ServiceNow Group Best Practices

Groups in ServiceNow are a container (many lovingly call a bucket) for users that have similar purposes or functions. It’s really easy to go astray with groups, and there isn’t much guidance on how to best use them and govern them (besides some honorable mentions).

Table Structure

Just a quick refresher, a Group is a record/row in the sys_user_group table. This table has a couple notable columns, including:

Manager - Should be MANDATORY, every group should have an active manager that is responsible for keeping the group up to date, in terms of purpose, members, description, etc. They should be responsible for quarterly reviewing the group. Note: Many organizations also add a custom field for manager delegates to specify additional users, or they use the OOB delegates feature in ServiceNow.

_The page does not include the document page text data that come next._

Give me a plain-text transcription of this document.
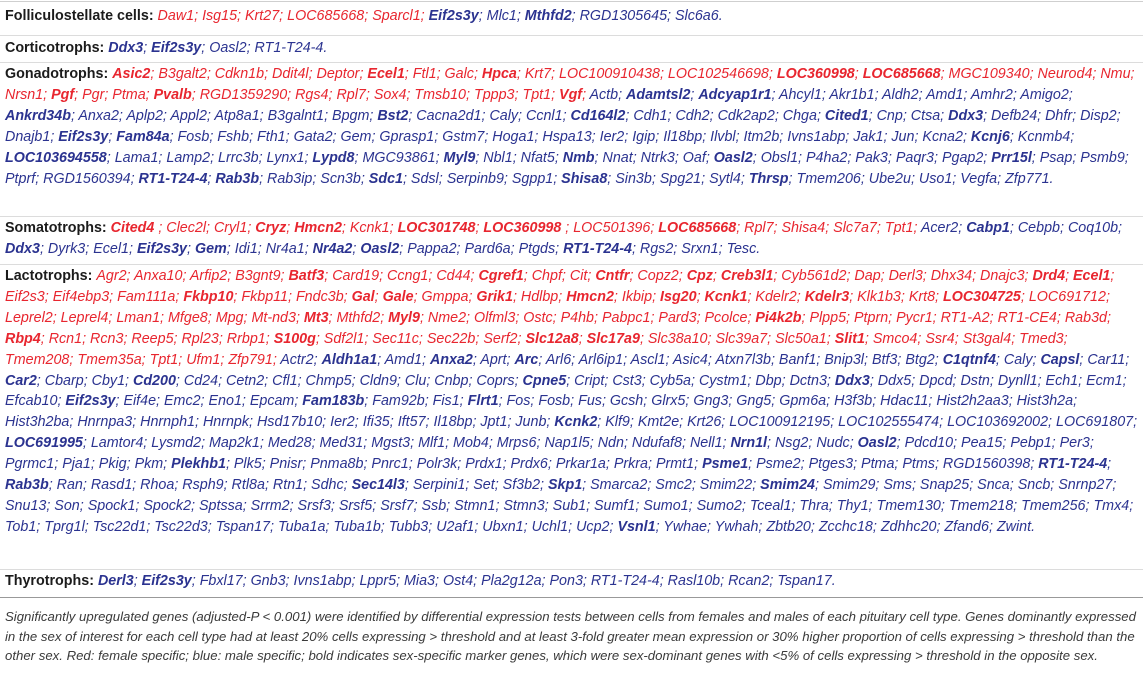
Folliculostellate cells: Daw1; Isg15; Krt27; LOC685668; Sparcl1; Eif2s3y; Mlc1; Mthfd2; RGD1305645; Slc6a6.

Corticotrophs: Ddx3; Eif2s3y; Oasl2; RT1-T24-4.

Gonadotrophs: Asic2; B3galt2; Cdkn1b; Ddit4l; Deptor; Ecel1; Ftl1; Galc; Hpca; Krt7; LOC100910438; LOC102546698; LOC360998; LOC685668; MGC109340; Neurod4; Nmu; Nrsn1; Pgf; Pgr; Ptma; Pvalb; RGD1359290; Rgs4; Rpl7; Sox4; Tmsb10; Tppp3; Tpt1; Vgf; Actb; Adamtsl2; Adcyap1r1; Ahcyl1; Akr1b1; Aldh2; Amd1; Amhr2; Amigo2; Ankrd34b; Anxa2; Aplp2; Appl2; Atp8a1; B3galnt1; Bpgm; Bst2; Cacna2d1; Caly; Ccnl1; Cd164l2; Cdh1; Cdh2; Cdk2ap2; Chga; Cited1; Cnp; Ctsa; Ddx3; Defb24; Dhfr; Disp2; Dnajb1; Eif2s3y; Fam84a; Fosb; Fshb; Fth1; Gata2; Gem; Gprasp1; Gstm7; Hoga1; Hspa13; Ier2; Igip; Il18bp; Ilvbl; Itm2b; Ivns1abp; Jak1; Jun; Kcna2; Kcnj6; Kcnmb4; LOC103694558; Lama1; Lamp2; Lrrc3b; Lynx1; Lypd8; MGC93861; Myl9; Nbl1; Nfat5; Nmb; Nnat; Ntrk3; Oaf; Oasl2; Obsl1; P4ha2; Pak3; Paqr3; Pgap2; Prr15l; Psap; Psmb9; Ptprf; RGD1560394; RT1-T24-4; Rab3b; Rab3ip; Scn3b; Sdc1; Sdsl; Serpinb9; Sgpp1; Shisa8; Sin3b; Spg21; Sytl4; Thrsp; Tmem206; Ube2u; Uso1; Vegfa; Zfp771.

Somatotrophs: Cited4 ; Clec2l; Cryl1; Cryz; Hmcn2; Kcnk1; LOC301748; LOC360998 ; LOC501396; LOC685668; Rpl7; Shisa4; Slc7a7; Tpt1; Acer2; Cabp1; Cebpb; Coq10b; Ddx3; Dyrk3; Ecel1; Eif2s3y; Gem; Idi1; Nr4a1; Nr4a2; Oasl2; Pappa2; Pard6a; Ptgds; RT1-T24-4; Rgs2; Srxn1; Tesc.

Lactotrophs: Agr2; Anxa10; Arfip2; B3gnt9; Batf3; Card19; Ccng1; Cd44; Cgref1; Chpf; Cit; Cntfr; Copz2; Cpz; Creb3l1; Cyb561d2; Dap; Derl3; Dhx34; Dnajc3; Drd4; Ecel1; Eif2s3; Eif4ebp3; Fam111a; Fkbp10; Fkbp11; Fndc3b; Gal; Gale; Gmppa; Grik1; Hdlbp; Hmcn2; Ikbip; Isg20; Kcnk1; Kdelr2; Kdelr3; Klk1b3; Krt8; LOC304725; LOC691712; Leprel2; Leprel4; Lman1; Mfge8; Mpg; Mt-nd3; Mt3; Mthfd2; Myl9; Nme2; Olfml3; Ostc; P4hb; Pabpc1; Pard3; Pcolce; Pi4k2b; Plpp5; Ptprn; Pycr1; RT1-A2; RT1-CE4; Rab3d; Rbp4; Rcn1; Rcn3; Reep5; Rpl23; Rrbp1; S100g; Sdf2l1; Sec11c; Sec22b; Serf2; Slc12a8; Slc17a9; Slc38a10; Slc39a7; Slc50a1; Slit1; Smco4; Ssr4; St3gal4; Tmed3; Tmem208; Tmem35a; Tpt1; Ufm1; Zfp791; Actr2; Aldh1a1; Amd1; Anxa2; Aprt; Arc; Arl6; Arl6ip1; Ascl1; Asic4; Atxn7l3b; Banf1; Bnip3l; Btf3; Btg2; C1qtnf4; Caly; Capsl; Car11; Car2; Cbarp; Cby1; Cd200; Cd24; Cetn2; Cfl1; Chmp5; Cldn9; Clu; Cnbp; Coprs; Cpne5; Cript; Cst3; Cyb5a; Cystm1; Dbp; Dctn3; Ddx3; Ddx5; Dpcd; Dstn; Dynll1; Ech1; Ecm1; Efcab10; Eif2s3y; Eif4e; Emc2; Eno1; Epcam; Fam183b; Fam92b; Fis1; Flrt1; Fos; Fosb; Fus; Gcsh; Glrx5; Gng3; Gng5; Gpm6a; H3f3b; Hdac11; Hist2h2aa3; Hist3h2a; Hist3h2ba; Hnrnpa3; Hnrnph1; Hnrnpk; Hsd17b10; Ier2; Ifi35; Ift57; Il18bp; Jpt1; Junb; Kcnk2; Klf9; Kmt2e; Krt26; LOC100912195; LOC102555474; LOC103692002; LOC691807; LOC691995; Lamtor4; Lysmd2; Map2k1; Med28; Med31; Mgst3; Mlf1; Mob4; Mrps6; Nap1l5; Ndn; Ndufaf8; Nell1; Nrn1l; Nsg2; Nudc; Oasl2; Pdcd10; Pea15; Pebp1; Per3; Pgrmc1; Pja1; Pkig; Pkm; Plekhb1; Plk5; Pnisr; Pnma8b; Pnrc1; Polr3k; Prdx1; Prdx6; Prkar1a; Prkra; Prmt1; Psme1; Psme2; Ptges3; Ptma; Ptms; RGD1560398; RT1-T24-4; Rab3b; Ran; Rasd1; Rhoa; Rsph9; Rtl8a; Rtn1; Sdhc; Sec14l3; Serpini1; Set; Sf3b2; Skp1; Smarca2; Smc2; Smim22; Smim24; Smim29; Sms; Snap25; Snca; Sncb; Snrnp27; Snu13; Son; Spock1; Spock2; Sptssa; Srrm2; Srsf3; Srsf5; Srsf7; Ssb; Stmn1; Stmn3; Sub1; Sumf1; Sumo1; Sumo2; Tceal1; Thra; Thy1; Tmem130; Tmem218; Tmem256; Tmx4; Tob1; Tprg1l; Tsc22d1; Tsc22d3; Tspan17; Tuba1a; Tuba1b; Tubb3; U2af1; Ubxn1; Uchl1; Ucp2; Vsnl1; Ywhae; Ywhah; Zbtb20; Zcchc18; Zdhhc20; Zfand6; Zwint.

Thyrotrophs: Derl3; Eif2s3y; Fbxl17; Gnb3; Ivns1abp; Lppr5; Mia3; Ost4; Pla2g12a; Pon3; RT1-T24-4; Rasl10b; Rcan2; Tspan17.

Significantly upregulated genes (adjusted-P < 0.001) were identified by differential expression tests between cells from females and males of each pituitary cell type. Genes dominantly expressed in the sex of interest for each cell type had at least 20% cells expressing > threshold and at least 3-fold greater mean expression or 30% higher proportion of cells expressing > threshold than the other sex. Red: female specific; blue: male specific; bold indicates sex-specific marker genes, which were sex-dominant genes with <5% of cells expressing > threshold in the opposite sex.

Group Email - Should be OPTIONAL and sparingly used, depending on it’s purpose some groups should never should receive any email. Also some areas abuse this field and put a dummy email address and are none the wiser.

Parent - Should NEVER BE USED, most modern day implementations, it is best to not leverage parent groups, especially for the purposes of granting roles, reporting hierarchy (use department/business unit/cost center), or “rollup”. Just hide the field and wipe your hands clean.

Description - Should be MANDATORY, every group should have a clear concise description saying what the group is for, and in a certain repeatable format. Typically it should be several sentences to fully describe the audience, usage and related process area.

Source - Should be OPTIONAL, if you use LDAP integration, this field is populated automatically. Otherwise you may choose to populate it with something, but most people choose to leave it as is otherwise. Blank for manually managed groups, and filled in for LDAP/other source.

Group Type - Should be MANDATORY, every group should have one or more group types that help categorize what process areas/purposes the group is used for. This is arguably one of the most critical fields, so you can properly filter down to relevant groups on different forms.

Notable Mentions: Hourly Rate (may be important to populate for chargeback/routing decision trees), Default Assignee (usually not used in the wild… but maybe in small organizations), Exclude Manager/Include Members (usually left as default), Points field (if you are using gamification on communities)

Best Practice Guidelines

1) Separate Process and Security Groups. As a general rule of thumb you should separate the way you grant a role, and the group you use for Catalog Tasks or Incidents. In small organizations this can make sense temporarily, but as you scale, the management of roles almost always is handled by a separate group and has separate criteria for acceptance (training, department, etc.).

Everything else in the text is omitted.